Second Hospital Affiliated with the School of Medicine at Zhejiang University, where the girl was taken for assistance, said she is one of a small number of children received this year who has been diagnosed with the emotional disorder after being forced to share attention from their parents.

The issue is gaining prominence as families have ushered in a second child. The universal second-child policy took effect at the beginning of this year.

"The number of such cases is rising," said Feng Jianhua, director of pediatrics at the hospital.

After the girl was examined, doctors excluded the possibility of encephalitis, which can cause some of the symptoms she experienced. She had an outgoing personality and was a class monitor at a school in Huzhou city. The experts finally found that the root cause of the problem was the arrival of a newborn in her family.

"We found that the parents spent almost all their time with the baby and only talked about the younger child when chatting with their friends.

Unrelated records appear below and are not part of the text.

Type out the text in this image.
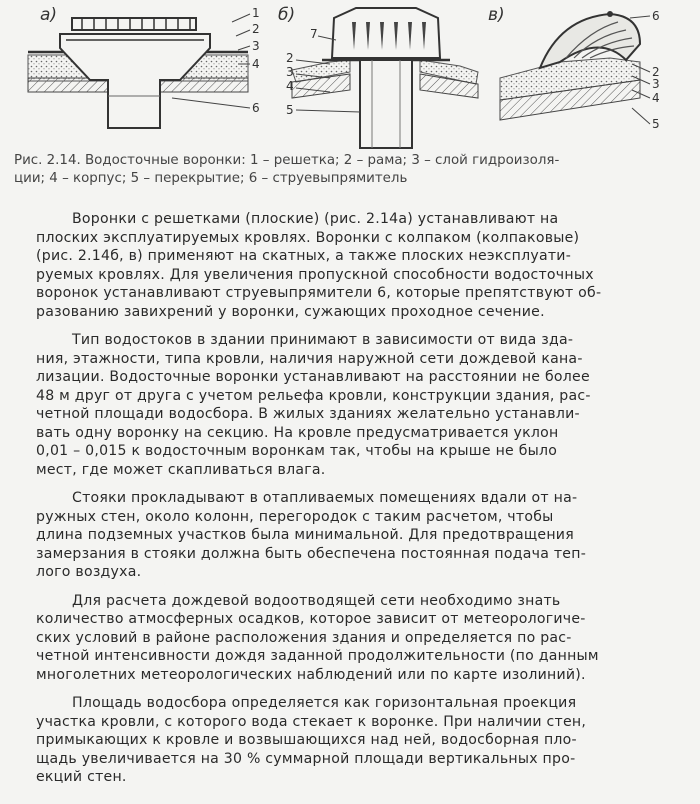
а)	1
2
3
4
6
б)
7
2
3
4
5
в)	6
2
3
4
5
Рис. 2.14. Водосточные воронки: 1 – решетка; 2 – рама; 3 – слой гидроизоля-
ции; 4 – корпус; 5 – перекрытие; 6 – струевыпрямитель
Воронки с решетками (плоские) (рис. 2.14а) устанавливают на
плоских эксплуатируемых кровлях. Воронки с колпаком (колпаковые)
(рис. 2.14б, в) применяют на скатных, а также плоских неэксплуати-
руемых кровлях. Для увеличения пропускной способности водосточных
воронок устанавливают струевыпрямители 6, которые препятствуют об-
разованию завихрений у воронки, сужающих проходное сечение.
Тип водостоков в здании принимают в зависимости от вида зда-
ния, этажности, типа кровли, наличия наружной сети дождевой кана-
лизации. Водосточные воронки устанавливают на расстоянии не более
48 м друг от друга с учетом рельефа кровли, конструкции здания, рас-
четной площади водосбора. В жилых зданиях желательно устанавли-
вать одну воронку на секцию. На кровле предусматривается уклон
0,01 – 0,015 к водосточным воронкам так, чтобы на крыше не было
мест, где может скапливаться влага.
Стояки прокладывают в отапливаемых помещениях вдали от на-
ружных стен, около колонн, перегородок с таким расчетом, чтобы
длина подземных участков была минимальной. Для предотвращения
замерзания в стояки должна быть обеспечена постоянная подача теп-
лого воздуха.
Для расчета дождевой водоотводящей сети необходимо знать
количество атмосферных осадков, которое зависит от метеорологиче-
ских условий в районе расположения здания и определяется по рас-
четной интенсивности дождя заданной продолжительности (по данным
многолетних метеорологических наблюдений или по карте изолиний).
Площадь водосбора определяется как горизонтальная проекция
участка кровли, с которого вода стекает к воронке. При наличии стен,
примыкающих к кровле и возвышающихся над ней, водосборная пло-
щадь увеличивается на 30 % суммарной площади вертикальных про-
екций стен.
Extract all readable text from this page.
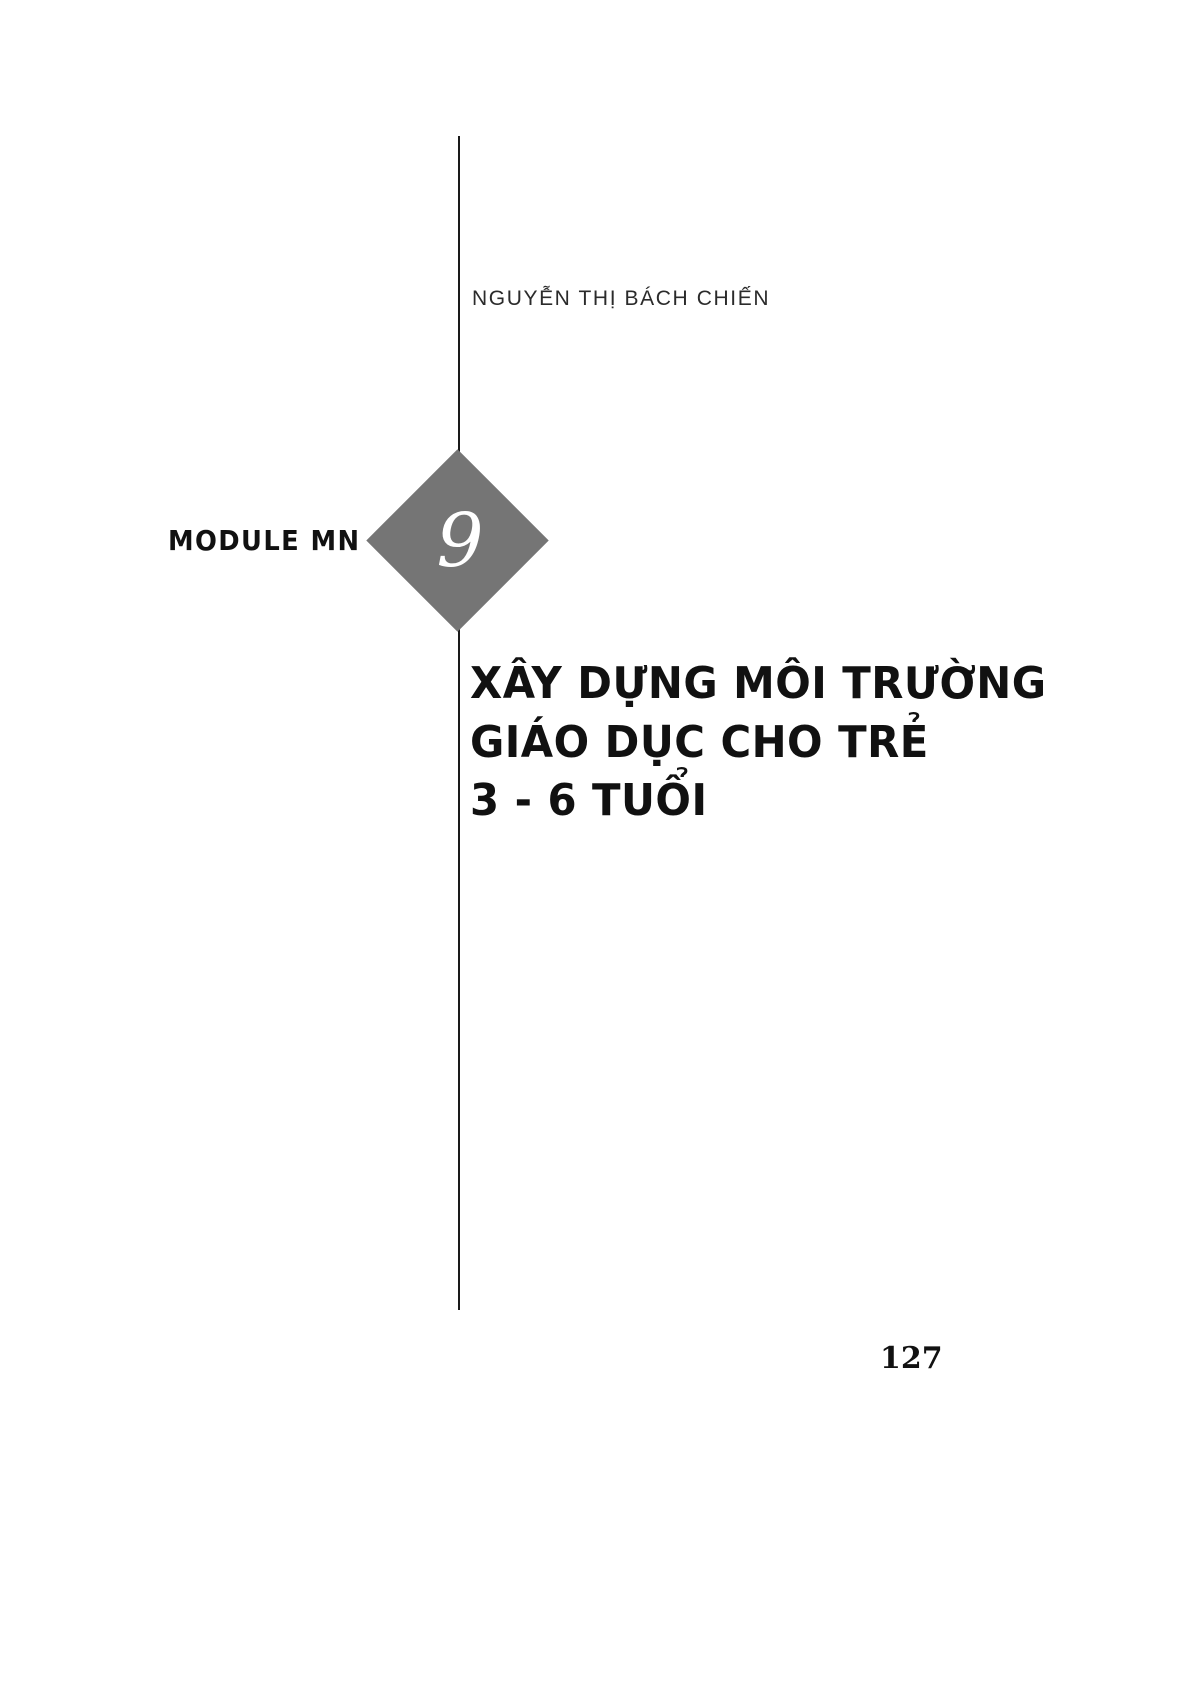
NGUYỄN THỊ BÁCH CHIẾN
MODULE MN	9
XÂY DỰNG MÔI TRƯỜNG
GIÁO DỤC CHO TRẺ
3 - 6 TUỔI
127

The girl felt neglected," Feng said.

Doctors and psychologists said the problem lies with the parents, who need to show equal love and care for all their children.

"When children are accustomed to a one-child environment, some will feel pressure with the coming of a brother or sister who will share everything, including parents' love. Parents should help them develop a sense of responsibility and love toward the younger child, beginning when the mother becomes pregnant," said Xun Yan, a Beijing-based independent psychologist.

Parents should also be aware of feelings and avoid comparing two children. They should also not force the elder child to share toys or snacks with the younger one if they don't want to, Feng said.